Our neighborhood had many hidden gems such as HarvesTime Foods on Lawrence where you could find a variety of Greek and Bulgarian feta cheeses, an olive bar, Krinos brand taramosalata also known as Greek caviar, freshly baked bread, local coffee beans, a burgeoning produce department and long handled Turkish style coffee pots along with the finely ground Bosnian or Greek style coffees these pots are designed for. I learned from my good friend Snezana how to properly boil these coffees three times for a perfect cup. Snezana and other friends like Lyndee and Elle would come over to my huge flat and we’d cook up tunes on guitars and percussive instruments and sing our stories to each other.
My landlords had allowed me to pick out the paint color for the kitchen and I chose a vibrant lime green. A good friend Chef Courtney Contos whose father was the founder and proprietor of the famous Chez Paul—the restaurant where Ferris Bueller was given a proper suit coat on his day off—gave me a wooden potato and onion box that rested in the corner, and she also helped me outfit my kitchen with gourds of sea salt with little wooden spoons, Le Creuset and other posh supplies that I still use to this day, nearly 15 years later. I had countless happy moments in that kitchen with friends gathered around the table while I served charcuterie and we drank sparkling water, coffee and wine with the back door wide open to the porch and the sunset and the garden on endless summer days.
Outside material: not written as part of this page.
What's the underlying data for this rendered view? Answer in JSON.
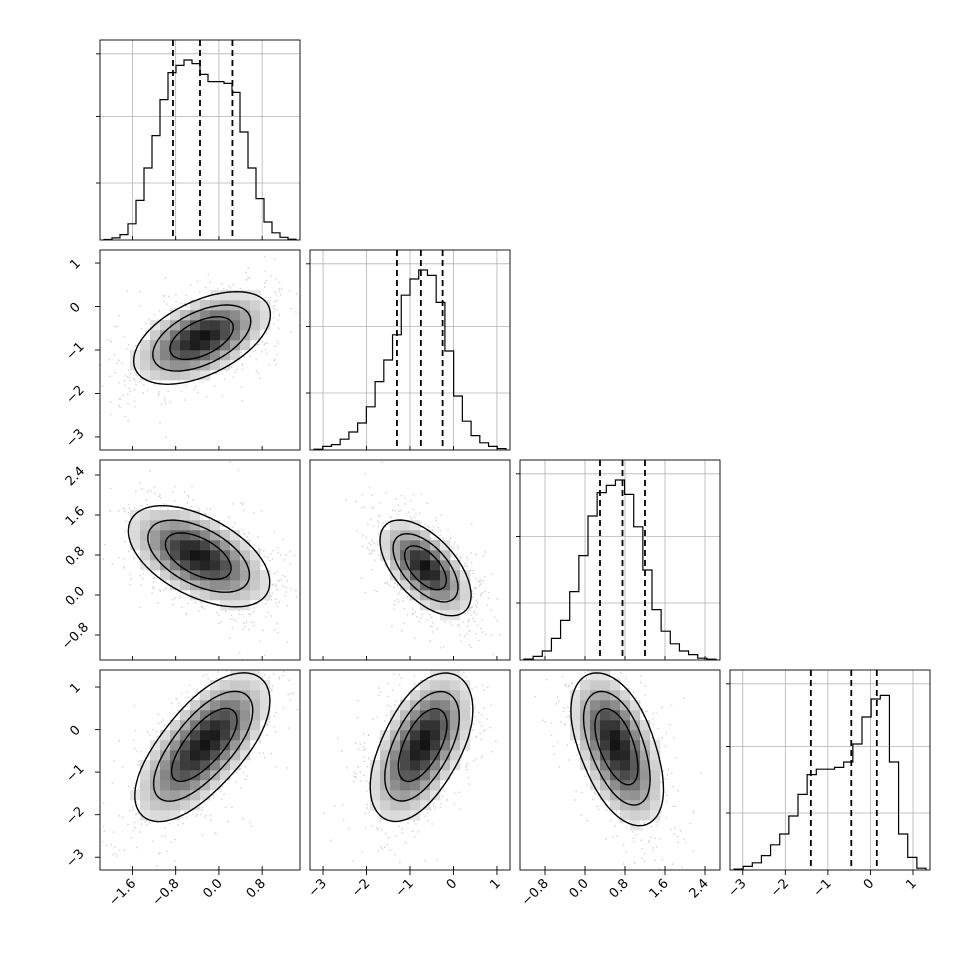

I only got in trouble with Angelo and Eleftheria one time, when a flippant friend spun a wooden top on the dining room floor well past eleven pm one Saturday night. I was horrified and told him to stop, but the irreverent soul that he was spun the top at least two more times, wood spinning furiously on wood. I heard about it from the landlords the very next day and apologized profusely, which they accepted. I wonder why they did not hear or maybe they just didn’t comment on the times I came home later and once even fell into the tub drunk after a long night at a neighbor’s house or perhaps DANK Haus or somewhere farther away like Cafe Mestizo in Pilsen where I’d bike to and from to play music with Snezana in our duo, The Adaptations.
The Washtenaw apartment represented many things to me. It was safe, warm in the winter and breezy with a roomful of windows open in the front and the back door open all night in the summer. It was a place where I knew that despite difficult neighbors like the 6’7” bouncer from The Green Mill clomping in at three in the morning more often than not, who looked at me like I was an alien when I asked if he’d try to be quieter, I was safe and sound in this household. There was a grace about the landlords downstairs that kept me there all those years.
As this virus ravages so many people in our world right now I wish I could rewind to 2014 and still be living in that place. I’d have more dinner parties and isolate less. I’d play more music with Snezana and other friends and now we’d have a solid band. Our first album would be called Greek Easter. I’d be closer with my landlords and spend more time sitting in the yard with them. I’d stop playing the Peter Pan story and running around so much, and I’d settle down with a nice man. Eleftheria would finally be able to give me the potted jasmine tree she’d be saving for years that was to be a gift at my wedding. Angelo would be all scrubbed up in a fine suit and have a dance with me, and we’d know that all is well.